2014年6月26日
竜安寺石庭に行った。
ここには、屈託することがあったときによく来る。ただぼんやり座る、気持ちがいい。
外人観光客と修学旅行生がすごく多かった。
空模様があやしくなって、
“雨が降るだろうが、同じ降るなら土砂降りの雨だったほうが気持ちいい”と言っていると、ふりだして本格的土砂降りになった。
みな縁側から退いて雨しぶきを避ける。
家内が言うには、なにか石の感じが変わってきたような気がする。
“坊さんが少しずつかじってるのかな” と、わたし右手奥の頂上が少しかけた岩を見て、くだらない冗談をいう。 (最初の写真。縁下の溝は激しい雨で ざわざわとあふれかえっている)

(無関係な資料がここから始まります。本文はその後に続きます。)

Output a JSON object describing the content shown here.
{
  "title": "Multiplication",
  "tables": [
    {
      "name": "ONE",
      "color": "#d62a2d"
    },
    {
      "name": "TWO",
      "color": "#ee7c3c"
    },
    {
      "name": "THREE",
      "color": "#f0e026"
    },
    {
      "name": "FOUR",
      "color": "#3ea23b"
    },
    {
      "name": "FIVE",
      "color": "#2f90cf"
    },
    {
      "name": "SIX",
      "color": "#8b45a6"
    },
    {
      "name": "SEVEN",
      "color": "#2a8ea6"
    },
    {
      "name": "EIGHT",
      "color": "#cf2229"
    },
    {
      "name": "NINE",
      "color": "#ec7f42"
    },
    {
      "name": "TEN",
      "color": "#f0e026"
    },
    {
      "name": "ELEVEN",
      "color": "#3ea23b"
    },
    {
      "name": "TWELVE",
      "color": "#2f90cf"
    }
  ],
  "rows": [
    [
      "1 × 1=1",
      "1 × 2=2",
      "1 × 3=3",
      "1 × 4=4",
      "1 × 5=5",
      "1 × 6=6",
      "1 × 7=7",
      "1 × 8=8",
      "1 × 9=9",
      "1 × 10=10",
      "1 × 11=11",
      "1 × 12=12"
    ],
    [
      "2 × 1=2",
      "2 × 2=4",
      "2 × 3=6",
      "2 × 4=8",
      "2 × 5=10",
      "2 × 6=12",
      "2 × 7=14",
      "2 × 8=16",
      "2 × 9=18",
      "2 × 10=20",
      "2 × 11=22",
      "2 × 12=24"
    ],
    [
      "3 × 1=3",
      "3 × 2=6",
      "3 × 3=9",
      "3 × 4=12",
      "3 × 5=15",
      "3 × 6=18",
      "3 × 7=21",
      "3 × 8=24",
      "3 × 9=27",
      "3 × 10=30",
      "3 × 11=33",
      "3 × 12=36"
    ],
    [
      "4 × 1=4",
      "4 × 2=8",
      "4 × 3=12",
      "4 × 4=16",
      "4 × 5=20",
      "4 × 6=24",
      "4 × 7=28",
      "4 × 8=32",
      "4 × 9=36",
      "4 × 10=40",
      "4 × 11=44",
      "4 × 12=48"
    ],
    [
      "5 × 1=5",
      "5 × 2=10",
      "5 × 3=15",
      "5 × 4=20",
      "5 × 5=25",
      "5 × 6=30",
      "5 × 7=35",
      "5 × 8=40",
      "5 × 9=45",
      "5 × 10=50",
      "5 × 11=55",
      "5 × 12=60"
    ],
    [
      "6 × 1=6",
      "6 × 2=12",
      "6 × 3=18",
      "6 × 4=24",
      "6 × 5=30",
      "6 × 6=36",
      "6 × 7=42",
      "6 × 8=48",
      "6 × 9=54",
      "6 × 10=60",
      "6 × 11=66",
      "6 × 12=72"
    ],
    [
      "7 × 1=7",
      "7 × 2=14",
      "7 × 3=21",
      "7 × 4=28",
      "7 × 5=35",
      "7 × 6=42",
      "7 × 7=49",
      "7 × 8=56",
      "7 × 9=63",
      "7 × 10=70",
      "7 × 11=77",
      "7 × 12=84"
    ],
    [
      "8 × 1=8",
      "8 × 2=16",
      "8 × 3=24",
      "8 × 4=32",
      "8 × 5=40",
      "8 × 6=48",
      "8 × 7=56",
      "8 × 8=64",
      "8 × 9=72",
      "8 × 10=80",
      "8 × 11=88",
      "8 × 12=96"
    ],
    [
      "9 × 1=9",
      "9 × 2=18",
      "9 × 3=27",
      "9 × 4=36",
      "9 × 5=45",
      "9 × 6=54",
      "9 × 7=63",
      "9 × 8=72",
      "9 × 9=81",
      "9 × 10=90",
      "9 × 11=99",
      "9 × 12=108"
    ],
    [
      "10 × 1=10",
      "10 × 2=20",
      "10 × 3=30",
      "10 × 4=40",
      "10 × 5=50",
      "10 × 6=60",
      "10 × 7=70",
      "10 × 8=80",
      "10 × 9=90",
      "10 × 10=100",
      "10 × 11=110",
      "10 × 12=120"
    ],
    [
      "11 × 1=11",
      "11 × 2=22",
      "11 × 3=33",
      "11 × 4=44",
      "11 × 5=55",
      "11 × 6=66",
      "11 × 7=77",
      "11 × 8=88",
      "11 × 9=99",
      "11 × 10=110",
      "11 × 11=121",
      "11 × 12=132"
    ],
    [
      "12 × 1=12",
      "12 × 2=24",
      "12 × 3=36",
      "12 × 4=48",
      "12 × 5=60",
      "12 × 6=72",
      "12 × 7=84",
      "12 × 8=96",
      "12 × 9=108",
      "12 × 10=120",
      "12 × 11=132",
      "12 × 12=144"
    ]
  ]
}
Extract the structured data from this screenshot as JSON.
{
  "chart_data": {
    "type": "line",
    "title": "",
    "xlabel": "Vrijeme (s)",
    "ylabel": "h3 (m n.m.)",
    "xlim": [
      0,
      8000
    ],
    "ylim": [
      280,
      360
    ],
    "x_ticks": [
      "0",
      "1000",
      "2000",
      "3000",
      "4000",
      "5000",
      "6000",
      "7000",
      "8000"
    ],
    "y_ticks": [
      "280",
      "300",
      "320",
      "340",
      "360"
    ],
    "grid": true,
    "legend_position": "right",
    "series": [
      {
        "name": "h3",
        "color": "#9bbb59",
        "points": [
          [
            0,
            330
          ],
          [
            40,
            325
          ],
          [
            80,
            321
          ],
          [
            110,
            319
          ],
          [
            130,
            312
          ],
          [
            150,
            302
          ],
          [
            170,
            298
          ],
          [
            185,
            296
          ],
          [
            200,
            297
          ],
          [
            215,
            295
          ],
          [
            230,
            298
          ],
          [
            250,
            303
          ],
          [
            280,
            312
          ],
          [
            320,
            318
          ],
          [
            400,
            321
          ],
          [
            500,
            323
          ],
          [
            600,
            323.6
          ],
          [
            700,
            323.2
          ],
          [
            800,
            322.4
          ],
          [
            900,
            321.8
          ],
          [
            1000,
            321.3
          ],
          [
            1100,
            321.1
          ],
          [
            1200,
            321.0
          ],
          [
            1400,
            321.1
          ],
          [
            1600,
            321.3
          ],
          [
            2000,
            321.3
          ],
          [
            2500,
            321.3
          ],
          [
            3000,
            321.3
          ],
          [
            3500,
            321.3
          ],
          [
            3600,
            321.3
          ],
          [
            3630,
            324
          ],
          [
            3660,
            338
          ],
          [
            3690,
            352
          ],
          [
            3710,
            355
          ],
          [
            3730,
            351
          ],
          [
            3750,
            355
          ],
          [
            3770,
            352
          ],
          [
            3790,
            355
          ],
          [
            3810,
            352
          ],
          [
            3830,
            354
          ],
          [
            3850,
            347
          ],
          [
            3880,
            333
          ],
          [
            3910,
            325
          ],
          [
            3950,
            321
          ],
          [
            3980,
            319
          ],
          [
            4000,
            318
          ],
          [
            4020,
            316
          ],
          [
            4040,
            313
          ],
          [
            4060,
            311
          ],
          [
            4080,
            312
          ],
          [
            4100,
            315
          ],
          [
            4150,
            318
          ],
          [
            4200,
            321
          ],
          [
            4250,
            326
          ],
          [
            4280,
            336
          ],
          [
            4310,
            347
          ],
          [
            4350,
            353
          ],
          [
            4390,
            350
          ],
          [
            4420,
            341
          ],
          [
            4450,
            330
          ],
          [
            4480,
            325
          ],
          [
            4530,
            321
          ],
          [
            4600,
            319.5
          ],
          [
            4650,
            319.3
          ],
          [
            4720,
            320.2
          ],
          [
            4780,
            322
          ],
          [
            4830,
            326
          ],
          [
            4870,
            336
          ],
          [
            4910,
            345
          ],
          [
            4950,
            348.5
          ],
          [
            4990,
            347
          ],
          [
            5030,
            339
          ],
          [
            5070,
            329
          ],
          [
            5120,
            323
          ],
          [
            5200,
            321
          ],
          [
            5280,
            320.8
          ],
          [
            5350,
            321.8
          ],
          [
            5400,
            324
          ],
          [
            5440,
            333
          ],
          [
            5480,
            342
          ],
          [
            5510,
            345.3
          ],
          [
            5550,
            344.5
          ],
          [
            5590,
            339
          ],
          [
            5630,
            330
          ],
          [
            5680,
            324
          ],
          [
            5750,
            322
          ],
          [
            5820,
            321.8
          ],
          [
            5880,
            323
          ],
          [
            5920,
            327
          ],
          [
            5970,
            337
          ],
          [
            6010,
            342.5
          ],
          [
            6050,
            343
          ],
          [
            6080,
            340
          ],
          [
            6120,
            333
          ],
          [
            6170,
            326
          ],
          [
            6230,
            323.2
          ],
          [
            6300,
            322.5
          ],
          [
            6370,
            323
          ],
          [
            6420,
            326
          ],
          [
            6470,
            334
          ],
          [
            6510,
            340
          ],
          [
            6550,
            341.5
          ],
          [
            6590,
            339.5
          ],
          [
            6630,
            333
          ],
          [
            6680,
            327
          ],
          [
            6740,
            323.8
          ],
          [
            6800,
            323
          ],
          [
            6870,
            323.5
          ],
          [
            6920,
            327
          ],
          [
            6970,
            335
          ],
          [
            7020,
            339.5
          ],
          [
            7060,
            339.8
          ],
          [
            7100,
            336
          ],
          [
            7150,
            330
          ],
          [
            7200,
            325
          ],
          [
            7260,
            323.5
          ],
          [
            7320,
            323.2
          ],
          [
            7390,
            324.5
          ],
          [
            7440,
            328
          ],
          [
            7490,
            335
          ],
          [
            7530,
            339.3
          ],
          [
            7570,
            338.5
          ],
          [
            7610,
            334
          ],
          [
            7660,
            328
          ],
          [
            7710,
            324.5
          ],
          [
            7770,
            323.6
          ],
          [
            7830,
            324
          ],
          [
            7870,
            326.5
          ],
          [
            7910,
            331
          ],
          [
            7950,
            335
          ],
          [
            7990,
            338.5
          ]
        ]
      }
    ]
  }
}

遠い昔、国語の実力テストに出題されていた井上 靖の“石庭”という詩が高校生の彼女を石庭にいざなうきっかけとなり、以来幾度となく家内が行くこの庭に、私もまた行くようになった。
石の様子が変わったことについて、単なる気のせいという私のことばに、“いや、そうではない、あの石も、あの石も、なにかちがう”
と言いながら
「それにしてもわたしたちみな、配置された石の位置を強制的に見さされてることになるのよね?・・・」と言い出した。
“はあ?!”
家内はさらに続ける。“私らはこれを絶対と思っている。完全な美の世界としてね。だけど、たとえば、あの石をこっち側に置いて、この石とあの石を入れ替えて、それから、こうして、ああして・・・・、そうなっても、私らはそれに満足して見るのではないか。”
私はなんとなく理解した。
二番目の写真は私の父の長年の友達で画家だった人が40年ほど前に描いた石庭の絵だ。
どういう風に描いているのかとおもって、以前、持っていったのだが、決定的に違う点がある。
父の友人が描いた絵の土壁の屋根は瓦だが、今は板葺の屋根になっている。78年以降瓦から板葺になったとのことだ。
このことについて、今回の家内の言葉から再度思いだした。絶対的なもの、そして悠久とはなんだろう。
雨はまだやまない。もう1時間以上降っている。時に激しく、ひさしをつたって前の石に跳ね返る様は興があって何とも面白い。
もっとも最初は喜んでいても、観光客は雨で捕虜になった人質のようだ。
激しく降る雨の石庭は初めてだった。今日の石庭はいろいろと想念が浮かび上がって、これもひとえに雨の おかげだろう。
『石 庭』 井上 靖
むかし、白い砂の上に十四個の石を運び、きびしい布石を考えた人間があった。
老人か若い庭師か、その生活も人となりも知らない。
だが、その草を、樹を、苔を否定し、冷たい石のおもてばかり見つめて立った、
ああその落莫たる精神。
ここ龍安寺の庭を美しいとは、そも誰がいひ始めたのであらう。
ひとはいつもここに来て、ただ自己の苦悩の余りに小さきを思はされ、慰められ、暖められ、
そして美しいと錯覚して帰るだけだ。